Alex Saab perdeu mãe e pai em nove dias e advogados acusam Governo de CV de lhe ter negado o direito fundamental de visitar os parentes moribundos

10/05/2021 23:18 - Modificado em 10/05/2021 23:39

Numa carta endereçada ao Governo, e que deu entrada nos serviços do Gabinete do Primeiro Ministro há 3 dias, a 7 de Maio, o principal advogado de defesa do diplomata venezuelano preso desde Junho de 2020 na ilha do Sal à espera de conclusão do processo de extradição pedido pelos Estados Unidos, Pinto Monteiro, esclarece que o pai de Alex Saab faleceu inesperadamente no dia 29 de Abril, pouco depois da morte, também repentina, da mãe, no dia 20 do mesmo mês.

“Queremos informar desta dupla morte trágica e reiterar que, devido à detenção arbitrária de Sua Excelência, Sr. Saab, este foi privado do seu direito fundamental de visitar a mãe e o pai moribundos, uma última vez”, refere a missiva, que lamenta o facto de ao extraditando não ter sido permitido, tampouco, assistir aos funerais dos progenitores.

Segundo a mesma carta, “estes elementos constituem uma grave interferência no direito de S.E, o Sr. Saab, à vida privada e familiar, configurando mais um conjunto de violações para além de várias outras já identificadas em todo o processo”, sendo “susceptíveis de gerar sofrimento e angústia e afectar a integridade psicológica do mesmo.

O advogado entende que o Governo deve fazer algo para minimizar a situação, pelo que solicita ao Primeiro Ministro que “tome as medidas necessárias que permitam a S.E. o Sr. Saab obter uma autorização excepcional para participar, de uma forma ou de outra, nas cerimónias de homenagem relativas às memórias da mãe e do pai.

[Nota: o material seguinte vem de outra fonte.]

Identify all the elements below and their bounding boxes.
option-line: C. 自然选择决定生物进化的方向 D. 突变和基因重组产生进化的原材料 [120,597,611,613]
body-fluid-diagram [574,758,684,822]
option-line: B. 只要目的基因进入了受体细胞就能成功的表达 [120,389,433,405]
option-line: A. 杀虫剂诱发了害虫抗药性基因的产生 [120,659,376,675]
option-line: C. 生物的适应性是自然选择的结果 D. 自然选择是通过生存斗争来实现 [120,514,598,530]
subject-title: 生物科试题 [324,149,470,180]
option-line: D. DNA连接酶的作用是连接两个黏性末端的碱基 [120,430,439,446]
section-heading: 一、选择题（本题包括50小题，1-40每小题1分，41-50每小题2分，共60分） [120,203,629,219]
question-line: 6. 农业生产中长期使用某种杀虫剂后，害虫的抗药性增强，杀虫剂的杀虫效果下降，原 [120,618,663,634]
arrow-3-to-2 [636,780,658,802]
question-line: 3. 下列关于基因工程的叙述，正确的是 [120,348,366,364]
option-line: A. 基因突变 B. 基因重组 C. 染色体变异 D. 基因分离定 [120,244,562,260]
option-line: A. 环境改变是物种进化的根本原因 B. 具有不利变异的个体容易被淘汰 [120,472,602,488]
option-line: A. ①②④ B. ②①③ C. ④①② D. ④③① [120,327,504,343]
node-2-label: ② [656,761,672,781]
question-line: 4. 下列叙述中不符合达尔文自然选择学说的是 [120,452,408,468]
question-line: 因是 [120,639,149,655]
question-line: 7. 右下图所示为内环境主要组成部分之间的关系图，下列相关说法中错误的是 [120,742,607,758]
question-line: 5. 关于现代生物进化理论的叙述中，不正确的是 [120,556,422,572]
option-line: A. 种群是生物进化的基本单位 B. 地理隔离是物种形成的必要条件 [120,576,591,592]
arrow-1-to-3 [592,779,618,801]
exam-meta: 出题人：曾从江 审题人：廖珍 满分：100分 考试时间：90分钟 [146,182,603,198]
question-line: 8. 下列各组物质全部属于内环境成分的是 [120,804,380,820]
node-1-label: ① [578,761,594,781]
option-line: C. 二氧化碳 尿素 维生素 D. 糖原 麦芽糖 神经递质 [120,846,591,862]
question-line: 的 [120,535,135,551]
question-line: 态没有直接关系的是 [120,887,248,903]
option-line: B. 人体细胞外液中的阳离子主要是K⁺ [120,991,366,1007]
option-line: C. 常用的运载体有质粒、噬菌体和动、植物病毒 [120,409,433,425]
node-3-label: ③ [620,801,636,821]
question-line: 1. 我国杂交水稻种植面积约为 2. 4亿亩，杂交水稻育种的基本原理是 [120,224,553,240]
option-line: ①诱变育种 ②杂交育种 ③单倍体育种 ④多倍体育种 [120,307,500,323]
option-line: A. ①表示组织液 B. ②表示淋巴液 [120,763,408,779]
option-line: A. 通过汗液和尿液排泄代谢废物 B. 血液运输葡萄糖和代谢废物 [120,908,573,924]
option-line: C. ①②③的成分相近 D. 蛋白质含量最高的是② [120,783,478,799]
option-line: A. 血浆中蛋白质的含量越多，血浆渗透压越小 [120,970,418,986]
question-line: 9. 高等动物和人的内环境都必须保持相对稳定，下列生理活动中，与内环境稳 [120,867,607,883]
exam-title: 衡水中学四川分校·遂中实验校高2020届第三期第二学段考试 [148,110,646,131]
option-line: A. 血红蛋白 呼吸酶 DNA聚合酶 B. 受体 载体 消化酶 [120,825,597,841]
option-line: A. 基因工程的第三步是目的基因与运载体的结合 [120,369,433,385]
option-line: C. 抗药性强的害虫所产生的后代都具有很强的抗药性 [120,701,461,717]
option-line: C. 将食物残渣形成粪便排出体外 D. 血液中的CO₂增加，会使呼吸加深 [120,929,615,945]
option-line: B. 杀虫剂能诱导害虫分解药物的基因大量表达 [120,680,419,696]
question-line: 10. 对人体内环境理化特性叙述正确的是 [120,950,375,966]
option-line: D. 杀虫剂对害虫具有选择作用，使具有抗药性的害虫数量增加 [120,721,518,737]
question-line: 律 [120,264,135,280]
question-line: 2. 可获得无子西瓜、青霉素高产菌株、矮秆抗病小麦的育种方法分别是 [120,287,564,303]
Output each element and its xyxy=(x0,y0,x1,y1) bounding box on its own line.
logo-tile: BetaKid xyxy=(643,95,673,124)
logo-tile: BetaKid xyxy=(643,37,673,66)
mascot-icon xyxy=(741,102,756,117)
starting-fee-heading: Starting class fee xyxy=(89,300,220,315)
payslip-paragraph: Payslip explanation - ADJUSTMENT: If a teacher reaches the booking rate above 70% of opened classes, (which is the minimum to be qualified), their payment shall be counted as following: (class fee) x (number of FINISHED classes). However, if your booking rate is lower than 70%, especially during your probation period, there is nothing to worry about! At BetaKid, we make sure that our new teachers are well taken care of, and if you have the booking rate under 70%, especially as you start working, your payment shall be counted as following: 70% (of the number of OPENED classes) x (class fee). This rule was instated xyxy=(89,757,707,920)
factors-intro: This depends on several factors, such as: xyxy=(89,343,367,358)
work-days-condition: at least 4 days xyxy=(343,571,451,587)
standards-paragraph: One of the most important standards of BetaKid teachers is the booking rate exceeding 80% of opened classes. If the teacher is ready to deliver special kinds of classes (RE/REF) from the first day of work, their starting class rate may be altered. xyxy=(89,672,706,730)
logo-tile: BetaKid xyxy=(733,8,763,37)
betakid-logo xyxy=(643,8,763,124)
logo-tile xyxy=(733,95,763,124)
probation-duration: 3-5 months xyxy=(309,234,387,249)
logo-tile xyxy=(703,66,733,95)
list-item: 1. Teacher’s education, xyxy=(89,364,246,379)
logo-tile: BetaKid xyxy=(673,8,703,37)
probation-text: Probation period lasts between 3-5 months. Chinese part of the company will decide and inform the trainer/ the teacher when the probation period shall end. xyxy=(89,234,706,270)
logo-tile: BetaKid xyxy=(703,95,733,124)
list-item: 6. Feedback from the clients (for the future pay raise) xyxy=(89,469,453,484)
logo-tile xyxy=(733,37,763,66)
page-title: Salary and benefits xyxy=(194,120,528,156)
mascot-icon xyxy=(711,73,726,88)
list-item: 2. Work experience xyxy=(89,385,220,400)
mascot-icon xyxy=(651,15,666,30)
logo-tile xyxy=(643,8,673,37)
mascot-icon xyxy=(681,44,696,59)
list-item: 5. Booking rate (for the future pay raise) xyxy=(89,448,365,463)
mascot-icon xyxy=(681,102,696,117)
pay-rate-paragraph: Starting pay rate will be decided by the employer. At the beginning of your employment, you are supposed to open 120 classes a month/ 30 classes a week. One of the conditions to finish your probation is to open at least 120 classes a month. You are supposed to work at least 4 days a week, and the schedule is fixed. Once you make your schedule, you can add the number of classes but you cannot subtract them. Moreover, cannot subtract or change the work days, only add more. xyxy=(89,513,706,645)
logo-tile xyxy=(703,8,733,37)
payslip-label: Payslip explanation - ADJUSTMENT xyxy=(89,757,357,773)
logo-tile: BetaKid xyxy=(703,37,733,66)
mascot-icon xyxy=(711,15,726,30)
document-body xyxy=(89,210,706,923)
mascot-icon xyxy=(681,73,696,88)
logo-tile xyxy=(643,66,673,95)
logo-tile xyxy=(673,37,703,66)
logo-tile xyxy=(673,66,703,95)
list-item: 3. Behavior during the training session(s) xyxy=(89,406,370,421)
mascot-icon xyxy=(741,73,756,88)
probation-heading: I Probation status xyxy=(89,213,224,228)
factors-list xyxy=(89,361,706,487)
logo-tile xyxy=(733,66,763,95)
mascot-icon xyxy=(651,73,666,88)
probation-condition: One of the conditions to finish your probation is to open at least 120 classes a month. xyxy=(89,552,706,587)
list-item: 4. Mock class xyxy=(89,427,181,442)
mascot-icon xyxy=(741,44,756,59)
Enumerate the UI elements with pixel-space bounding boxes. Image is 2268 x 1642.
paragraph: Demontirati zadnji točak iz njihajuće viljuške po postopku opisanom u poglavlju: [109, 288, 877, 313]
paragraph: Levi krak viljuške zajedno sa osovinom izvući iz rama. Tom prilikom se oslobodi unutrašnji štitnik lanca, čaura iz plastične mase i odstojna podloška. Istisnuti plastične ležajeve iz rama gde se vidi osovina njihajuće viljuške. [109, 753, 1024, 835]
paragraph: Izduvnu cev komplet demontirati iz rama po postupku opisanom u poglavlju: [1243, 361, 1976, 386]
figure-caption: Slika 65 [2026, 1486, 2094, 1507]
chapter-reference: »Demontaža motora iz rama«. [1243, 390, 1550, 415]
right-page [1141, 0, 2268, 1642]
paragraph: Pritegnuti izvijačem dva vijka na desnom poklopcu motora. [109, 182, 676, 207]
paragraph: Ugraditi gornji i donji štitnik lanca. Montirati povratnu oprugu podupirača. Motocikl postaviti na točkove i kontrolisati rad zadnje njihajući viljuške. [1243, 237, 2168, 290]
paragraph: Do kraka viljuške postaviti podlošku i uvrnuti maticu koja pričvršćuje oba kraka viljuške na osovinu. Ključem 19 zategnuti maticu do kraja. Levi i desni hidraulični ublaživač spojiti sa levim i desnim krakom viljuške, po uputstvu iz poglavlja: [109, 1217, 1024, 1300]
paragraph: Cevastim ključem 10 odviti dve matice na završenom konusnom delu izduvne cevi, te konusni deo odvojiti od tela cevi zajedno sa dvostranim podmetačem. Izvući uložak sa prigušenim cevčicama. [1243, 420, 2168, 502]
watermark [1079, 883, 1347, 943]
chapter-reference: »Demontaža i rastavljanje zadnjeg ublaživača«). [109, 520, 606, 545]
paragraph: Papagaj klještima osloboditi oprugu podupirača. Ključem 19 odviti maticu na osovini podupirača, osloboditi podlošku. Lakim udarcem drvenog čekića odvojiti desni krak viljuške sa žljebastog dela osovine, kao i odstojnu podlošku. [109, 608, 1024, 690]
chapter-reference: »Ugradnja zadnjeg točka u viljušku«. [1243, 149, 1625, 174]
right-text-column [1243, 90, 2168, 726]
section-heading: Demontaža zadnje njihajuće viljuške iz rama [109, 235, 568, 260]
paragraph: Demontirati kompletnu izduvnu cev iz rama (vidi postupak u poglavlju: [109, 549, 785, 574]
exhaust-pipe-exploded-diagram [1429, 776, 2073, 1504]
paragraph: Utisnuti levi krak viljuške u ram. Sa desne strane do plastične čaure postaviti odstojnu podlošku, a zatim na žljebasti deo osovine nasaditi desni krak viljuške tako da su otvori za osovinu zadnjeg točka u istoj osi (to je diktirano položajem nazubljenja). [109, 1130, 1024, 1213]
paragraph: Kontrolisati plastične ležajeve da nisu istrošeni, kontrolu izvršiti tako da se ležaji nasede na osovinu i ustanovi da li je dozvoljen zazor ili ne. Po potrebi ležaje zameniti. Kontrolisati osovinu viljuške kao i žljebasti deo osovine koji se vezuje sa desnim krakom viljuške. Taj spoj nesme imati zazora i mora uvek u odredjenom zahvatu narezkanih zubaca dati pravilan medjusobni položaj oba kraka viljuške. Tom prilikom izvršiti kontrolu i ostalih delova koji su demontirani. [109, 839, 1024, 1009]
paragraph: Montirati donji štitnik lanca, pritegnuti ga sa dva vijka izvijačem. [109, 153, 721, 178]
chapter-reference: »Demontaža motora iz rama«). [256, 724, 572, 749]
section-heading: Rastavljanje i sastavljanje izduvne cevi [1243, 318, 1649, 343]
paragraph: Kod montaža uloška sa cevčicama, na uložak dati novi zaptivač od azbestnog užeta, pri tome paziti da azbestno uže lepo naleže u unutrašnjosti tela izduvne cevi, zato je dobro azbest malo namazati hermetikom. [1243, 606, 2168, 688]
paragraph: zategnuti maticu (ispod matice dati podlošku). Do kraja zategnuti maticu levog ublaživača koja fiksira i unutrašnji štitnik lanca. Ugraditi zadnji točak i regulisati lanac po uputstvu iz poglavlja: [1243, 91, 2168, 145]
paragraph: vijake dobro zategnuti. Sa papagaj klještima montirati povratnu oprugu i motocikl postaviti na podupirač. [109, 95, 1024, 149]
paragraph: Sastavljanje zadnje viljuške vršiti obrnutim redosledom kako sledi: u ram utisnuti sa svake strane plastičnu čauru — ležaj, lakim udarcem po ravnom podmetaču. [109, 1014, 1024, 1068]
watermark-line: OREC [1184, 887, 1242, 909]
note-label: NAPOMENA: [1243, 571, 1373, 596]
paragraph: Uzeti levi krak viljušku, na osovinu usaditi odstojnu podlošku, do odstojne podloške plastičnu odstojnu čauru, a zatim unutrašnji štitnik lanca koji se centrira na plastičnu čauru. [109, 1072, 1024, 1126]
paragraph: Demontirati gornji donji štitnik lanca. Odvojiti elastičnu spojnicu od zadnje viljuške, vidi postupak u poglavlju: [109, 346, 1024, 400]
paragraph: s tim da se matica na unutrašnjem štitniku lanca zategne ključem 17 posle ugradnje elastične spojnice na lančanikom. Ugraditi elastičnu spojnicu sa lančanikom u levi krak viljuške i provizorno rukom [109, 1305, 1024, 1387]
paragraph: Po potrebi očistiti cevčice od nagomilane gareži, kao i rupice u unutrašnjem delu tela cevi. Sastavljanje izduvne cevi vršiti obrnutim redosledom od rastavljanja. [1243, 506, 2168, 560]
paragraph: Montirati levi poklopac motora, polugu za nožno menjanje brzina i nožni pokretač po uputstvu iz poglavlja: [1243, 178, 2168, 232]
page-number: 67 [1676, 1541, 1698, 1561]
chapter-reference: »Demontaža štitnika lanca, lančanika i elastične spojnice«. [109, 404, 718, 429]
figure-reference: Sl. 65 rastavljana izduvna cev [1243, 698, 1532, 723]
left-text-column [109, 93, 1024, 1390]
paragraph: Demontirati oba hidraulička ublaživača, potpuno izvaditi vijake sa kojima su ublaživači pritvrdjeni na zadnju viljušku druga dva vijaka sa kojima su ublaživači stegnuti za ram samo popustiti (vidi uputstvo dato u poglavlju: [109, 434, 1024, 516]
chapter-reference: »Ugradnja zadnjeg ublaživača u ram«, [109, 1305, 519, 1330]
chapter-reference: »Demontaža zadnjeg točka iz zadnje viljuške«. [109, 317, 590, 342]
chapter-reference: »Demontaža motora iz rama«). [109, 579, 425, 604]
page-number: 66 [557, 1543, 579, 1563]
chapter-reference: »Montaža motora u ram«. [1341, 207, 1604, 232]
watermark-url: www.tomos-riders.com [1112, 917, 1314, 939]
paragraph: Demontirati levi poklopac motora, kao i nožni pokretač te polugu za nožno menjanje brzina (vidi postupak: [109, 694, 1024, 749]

Pinto Monteiro cita, para dar respaldo legal ao seu pedido, um acórdão do Tribunal Europeu dos Direitos Humanos, num caso que envolveu a Ucrânia em 2012, determinando que “a recusa de licença para comparecer ao funeral de um familiar constitui uma interferência no direito ao respeito pela vida familiar”.

Além disso, a defesa solicita que “nas actuais circunstâncias excepcionais e na ausência de libertação imediata”, “sejam tomadas disposições para que o Sr. Alex Saab possa reunir-se com membros da sua família”, no período de 15 e 29 de Maio, numa deslocação da irmã Katia Saab Moran e do marido desta e cunhado do diplomata detido, Juan de Dios Quicena Molina.

Pinto Monteiro faz questão de referir, na sua carta ao Primeiro Ministro, que “o exercício desse direito fundamental de visita familiar é indispensável”, e lembra que “de acordo com as normas aplicáveis internacionalmente nos direitos humanos, é parte essencial do direito e do respeito pela vida familiar de uma pessoa privada de liberdade, que as autoridades a ajudem a manter o contacto com a sua família próxima”.